Dear fellow adult educators,
The Governor’s Workforce Cabinet is seeking public feedback on the draft of the Indiana Strategic Workforce Plan. This Plan will eventually be submitted for the federal government for approval as a requirement under the Workforce Innovation Opportunity Act (WIOA) and will serve as guidance to the Cabinet and the Indiana Department of Workforce Development for the next four years.
You can read the draft of the Indiana Strategic Workforce Plan here: https://www.in.gov/gwc/files/Indiana%20Strategic%20Workforce%20Plan_Draft_2.6.2020.pdf. It’s a mere 538 pages long, so I’d advise searching for “adult education” and other key terms you want to read about.
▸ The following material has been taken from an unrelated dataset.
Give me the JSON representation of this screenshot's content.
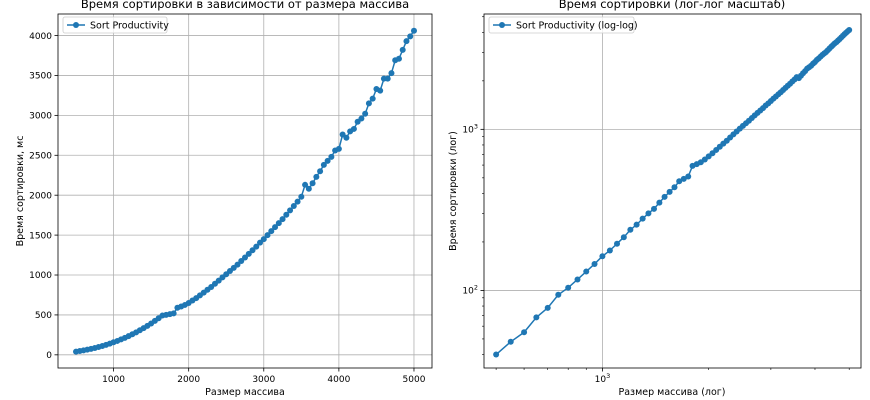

I STRONGLY encourage IAACE members to provide feedback—both positive and any concerns. Here are the opportunities to do so:
- Submit comments to GWCpubliccomment@gov.IN.gov.
- Participate in a webinar on Monday, February 24, at 3:00 pm EST. To register for the webinar, fill out this form: https://form.jotform.com/200485759332156
As a coordinated effort of our Association to communicate our feedback, here are some points (below in blue) I invite you to consider making in your comments. Feel free to personalize it as you find helpful.
As an adult educator in Indiana, I am very pleased that the DWD-funded adult education program is seen as a valuable asset across all initiatives in the draft of the Indiana Strategic Workforce Plan. Below are some thoughts I would offer to commend and strengthen the strategies outlined in the draft.
- The suggestions to strengthen partnerships between Core Partners (such as encouraging co-enroll customers, co-locate supportive services, data sharing, and cross-referrals) in Strategies 1, 2, and 4) could help increase access to multiple services by eligible customers. From our experience, we find this strategy helpful to adults with low income and limits on transportation and other resources.
- Adult education is more than a triage service as described in Strategy 3.5.
The mission of the Department of Workforce Development (DWD), Division of Adult Education, is to ensure delivery of foundational skills development, career pathways, and academic and career counseling services to adult and out-of-school youth for the purposes of employment, reemployment, or enhanced employment. So, adult education is much more than a triage service for high school students who drop out before graduation In fact, in the 2018-2019 program year, 22% of Indiana’s adult education students in DWD-funded programs had a high school diploma or higher from a US-based institution.
- As a DWD-funded adult education program, we partner with other core services to provide the greatest access we can to our customers as described in the Plan. But the model for co-location of adult basic education, Career & Technical Education, and community colleges (p. 76) can lead to inefficiencies.
Putting more classes into one location can decrease services to various populations because of space and equipment availability. For example, if a college campus has a welding facility, it can offer welding classes every morning, afternoon, and evening. If a CTE program has a welding facility at its location, it can also offer welding classes every morning, afternoon, and evening. That’s six class times. But if they co-locate into one facility and close the other to reduce expenses, that would cut the available class times in half.
Adult education classes are in more than 200 locations in Indiana. There is at last once class location in each county. But not all counties have a CTE program or college campus to co-locate with.
“Bridge” programs, in which an adult basic education teacher and a college occupational instructor team-teach courses that integrated basic skills with workforce training are expensive because they essentially involve the employment of two instructors for one class. Most of Integrated Education & Training classes used in Indiana’s adult education programs require only one instructor to provide the basic skills, workforce training, and workplace preparation instruction. To be able to do that, some of our adult basic education teachers have received the training they need to teach the occupational skills with the basic literacy and workplace preparation skills.
Before requiring the expansion of co-located instructional services, more research should be done on the effectiveness of that model. Here’s is a recent, independent evaluation of the State of Washington’s I-BEST model. https://www.acf.hhs.gov/sites/default/files/opre/i_best_implementation_and_early_impact_report_508.pdf While the outcomes were favorable for those who participated, actual participation was much lower than the program’s goals. From our experience as adult educators, that comes as no surprise. Many of our adult education students are working more than one job and raising a family. Studying five subjects for the high school equivalency test PLUS an occupational certification training simultaneously simply exhausts the time and effort that many adult education students can give. They much prefer to take steps “one at a time” (i.e., first the high school equivalency, then the post-secondary training).
Thank you for taking the time to provide your feedback on this important document that could drive our work for the next four years.